Unfortunately, this was not to be. It was on August 4 that The Tab took a well-earned break from discussing the major issues of the day to report on a heart-breaking piece of local Oxford news: Wahoo, Oxford’s premier nightspot, was to close after many years of happy business. This week saw Wahoo’s last hurrah, as the club shut its doors for the last time in a Halloween spook-tacular. I couldn’t actually attend the night, as I was busy buying milk. This makes reviewing the evening a difficult task, especially as Wahoo is famed for the diversity of its entertainment. Perhaps now would be a fitting time to cast my memory back over the many happy hours I have spent in the venue.
I will never forget Fresher’s week at Wahoo, with its ‘fish-tacular’ theme. What a night! The club gradually filling with seawater and kelp until we were all bumping jovially against the ceiling.
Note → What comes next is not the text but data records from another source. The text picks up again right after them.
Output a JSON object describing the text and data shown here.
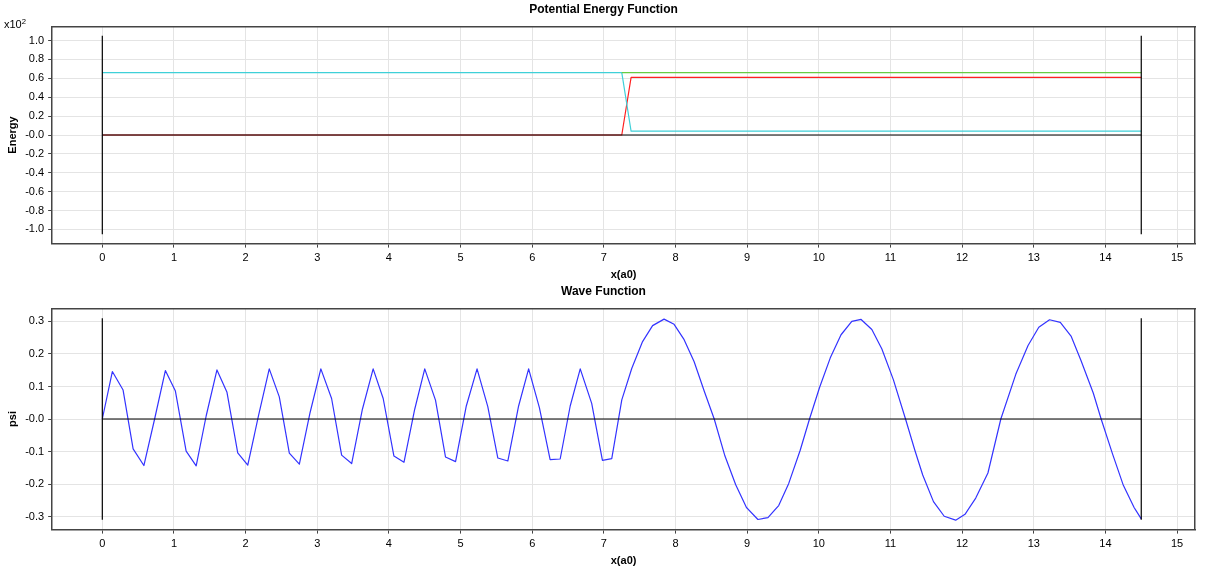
{
  "chart_data": [
    {
      "type": "line",
      "title": "Potential Energy Function",
      "xlabel": "x(a0)",
      "ylabel": "Energy",
      "annotations": [
        "x10$^{2}$"
      ],
      "xlim": [
        -0.7,
        15.25
      ],
      "ylim": [
        -1.15,
        1.15
      ],
      "xticks": [
        0,
        1,
        2,
        3,
        4,
        5,
        6,
        7,
        8,
        9,
        10,
        11,
        12,
        13,
        14,
        15
      ],
      "yticks": [
        {
          "value": -1,
          "label": "-1.0"
        },
        {
          "value": -0.8,
          "label": "-0.8"
        },
        {
          "value": -0.6,
          "label": "-0.6"
        },
        {
          "value": -0.4,
          "label": "-0.4"
        },
        {
          "value": -0.2,
          "label": "-0.2"
        },
        {
          "value": 0,
          "label": "-0.0"
        },
        {
          "value": 0.2,
          "label": "0.2"
        },
        {
          "value": 0.4,
          "label": "0.4"
        },
        {
          "value": 0.6,
          "label": "0.6"
        },
        {
          "value": 0.8,
          "label": "0.8"
        },
        {
          "value": 1,
          "label": "1.0"
        }
      ],
      "grid": true,
      "marker": "none",
      "line_style": "solid",
      "series": [
        {
          "color": "#000000",
          "x": [
            0,
            0
          ],
          "values": [
            -1.05,
            1.05
          ]
        },
        {
          "color": "#000000",
          "x": [
            14.5,
            14.5
          ],
          "values": [
            -1.05,
            1.05
          ]
        },
        {
          "color": "#000000",
          "x": [
            0,
            14.5
          ],
          "values": [
            0,
            0
          ]
        },
        {
          "color": "#66cc44",
          "x": [
            7.25,
            14.5
          ],
          "values": [
            0.66,
            0.66
          ]
        },
        {
          "color": "#3fd0d8",
          "x": [
            0,
            7.25,
            7.38,
            14.5
          ],
          "values": [
            0.66,
            0.66,
            0.04,
            0.04
          ]
        },
        {
          "color": "#ff2020",
          "x": [
            0,
            7.25,
            7.38,
            14.5
          ],
          "values": [
            0,
            0,
            0.61,
            0.61
          ]
        }
      ]
    },
    {
      "type": "line",
      "title": "Wave Function",
      "xlabel": "x(a0)",
      "ylabel": "psi",
      "xlim": [
        -0.7,
        15.25
      ],
      "ylim": [
        -0.34,
        0.34
      ],
      "xticks": [
        0,
        1,
        2,
        3,
        4,
        5,
        6,
        7,
        8,
        9,
        10,
        11,
        12,
        13,
        14,
        15
      ],
      "yticks": [
        {
          "value": -0.3,
          "label": "-0.3"
        },
        {
          "value": -0.2,
          "label": "-0.2"
        },
        {
          "value": -0.1,
          "label": "-0.1"
        },
        {
          "value": 0,
          "label": "-0.0"
        },
        {
          "value": 0.1,
          "label": "0.1"
        },
        {
          "value": 0.2,
          "label": "0.2"
        },
        {
          "value": 0.3,
          "label": "0.3"
        }
      ],
      "grid": true,
      "marker": "none",
      "line_style": "solid",
      "series": [
        {
          "color": "#000000",
          "x": [
            0,
            0
          ],
          "values": [
            -0.31,
            0.31
          ]
        },
        {
          "color": "#000000",
          "x": [
            14.5,
            14.5
          ],
          "values": [
            -0.31,
            0.31
          ]
        },
        {
          "color": "#000000",
          "x": [
            0,
            14.5
          ],
          "values": [
            0,
            0
          ]
        },
        {
          "color": "#3333ff",
          "x": [
            0,
            0.14,
            0.29,
            0.43,
            0.58,
            0.73,
            0.88,
            1.02,
            1.17,
            1.31,
            1.45,
            1.6,
            1.74,
            1.89,
            2.03,
            2.18,
            2.33,
            2.47,
            2.61,
            2.75,
            2.9,
            3.05,
            3.2,
            3.34,
            3.48,
            3.63,
            3.78,
            3.92,
            4.07,
            4.21,
            4.36,
            4.5,
            4.65,
            4.79,
            4.93,
            5.08,
            5.23,
            5.38,
            5.52,
            5.66,
            5.81,
            5.95,
            6.1,
            6.25,
            6.39,
            6.53,
            6.67,
            6.83,
            6.98,
            7.11,
            7.25,
            7.39,
            7.54,
            7.68,
            7.84,
            7.98,
            8.12,
            8.26,
            8.4,
            8.54,
            8.69,
            8.84,
            8.99,
            9.15,
            9.29,
            9.44,
            9.58,
            9.74,
            9.87,
            10.01,
            10.16,
            10.31,
            10.46,
            10.59,
            10.74,
            10.88,
            11.04,
            11.21,
            11.34,
            11.45,
            11.6,
            11.75,
            11.91,
            12.04,
            12.19,
            12.36,
            12.54,
            12.75,
            12.92,
            13.07,
            13.22,
            13.37,
            13.52,
            13.66,
            13.83,
            13.94,
            14.1,
            14.25,
            14.4,
            14.5
          ],
          "values": [
            0,
            0.146,
            0.089,
            -0.092,
            -0.143,
            0,
            0.149,
            0.086,
            -0.099,
            -0.144,
            0.01,
            0.151,
            0.082,
            -0.104,
            -0.142,
            0.01,
            0.154,
            0.068,
            -0.105,
            -0.139,
            0.02,
            0.154,
            0.063,
            -0.111,
            -0.137,
            0.03,
            0.154,
            0.063,
            -0.114,
            -0.133,
            0.03,
            0.154,
            0.058,
            -0.117,
            -0.131,
            0.04,
            0.154,
            0.038,
            -0.12,
            -0.129,
            0.04,
            0.154,
            0.035,
            -0.125,
            -0.123,
            0.04,
            0.154,
            0.048,
            -0.127,
            -0.122,
            0.059,
            0.156,
            0.238,
            0.287,
            0.307,
            0.291,
            0.244,
            0.176,
            0.086,
            0,
            -0.114,
            -0.202,
            -0.272,
            -0.309,
            -0.303,
            -0.266,
            -0.198,
            -0.096,
            0,
            0.097,
            0.188,
            0.259,
            0.3,
            0.306,
            0.275,
            0.215,
            0.121,
            0,
            -0.096,
            -0.172,
            -0.254,
            -0.299,
            -0.311,
            -0.293,
            -0.243,
            -0.166,
            0,
            0.138,
            0.226,
            0.282,
            0.305,
            0.297,
            0.255,
            0.179,
            0.08,
            0,
            -0.108,
            -0.204,
            -0.272,
            -0.307
          ]
        }
      ]
    }
  ]
}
It was then that the organisers began to release exotic fish and dolphins into the dancefloor, and we all thrashed about in a fit of fishy ecstasy. Wahoo’s weekly vomit party, the notorious ‘bile-tacular’, was a staple for me as a fresher.
I am sure every Oxford student has similar memories from Wahoo and is, like me, full of uncertainty and sick with worry about a university with no facility for weekly wet play. In their tear-jerking report, The Tab cited the all-too familiar phenomenon of property development as the reason for Wahoo’s closure. As with all of The Tab’s reportage, this may or not be true—I have reason to suspect a rather different motive for Wahoo’s sudden demise. It is common knowledge the UK is currently in the grips of a savage intergenerational conflict.
On the one side, the beautiful, fun-loving, Buzzfeed-reading youth. On the other, the corpse-like, Brexit-voting, biscuit-eating old people. The nightclub is the current battleground for this conflict. Accepted theory in Conservative circles dictates that the only way to erase the toxic legacy of young people having fun in a room is to convert that room into a place where farm animals have their throats slit and get made into pies. Within a few years, the space where we all once so willingly exchanged bodily fluids will most likely be occupied by a state-of-the-art abattoir—a common fate for the 21st century nightclub in Britain.
It has been known for many years, at least in the circles I move in, that the processed-meat lobby has been working tirelessly to kill off youth culture. I think it slightly more than coincidence that the closure of Wahoo was announced shortly after the accession of the Theresa May, who is notoriously passionate about the slaughter and roasting of living animals.
What, then, is to be done? Each of us will find our own ways to stand strong against the oppressor’s carving knives, but in the interests of solidarity, I will share my own particular act of resistance with the people of Oxford. Every morning at sunrise I have taken to climbing the college bell-tower and shouting ‘Wahoo!’ as loudly as I can manage across the rooftops. I keep this up until I am violently sick into main quad, at which point I stop and wipe the vomit from my mouth, reassured that I have done what little I can to help.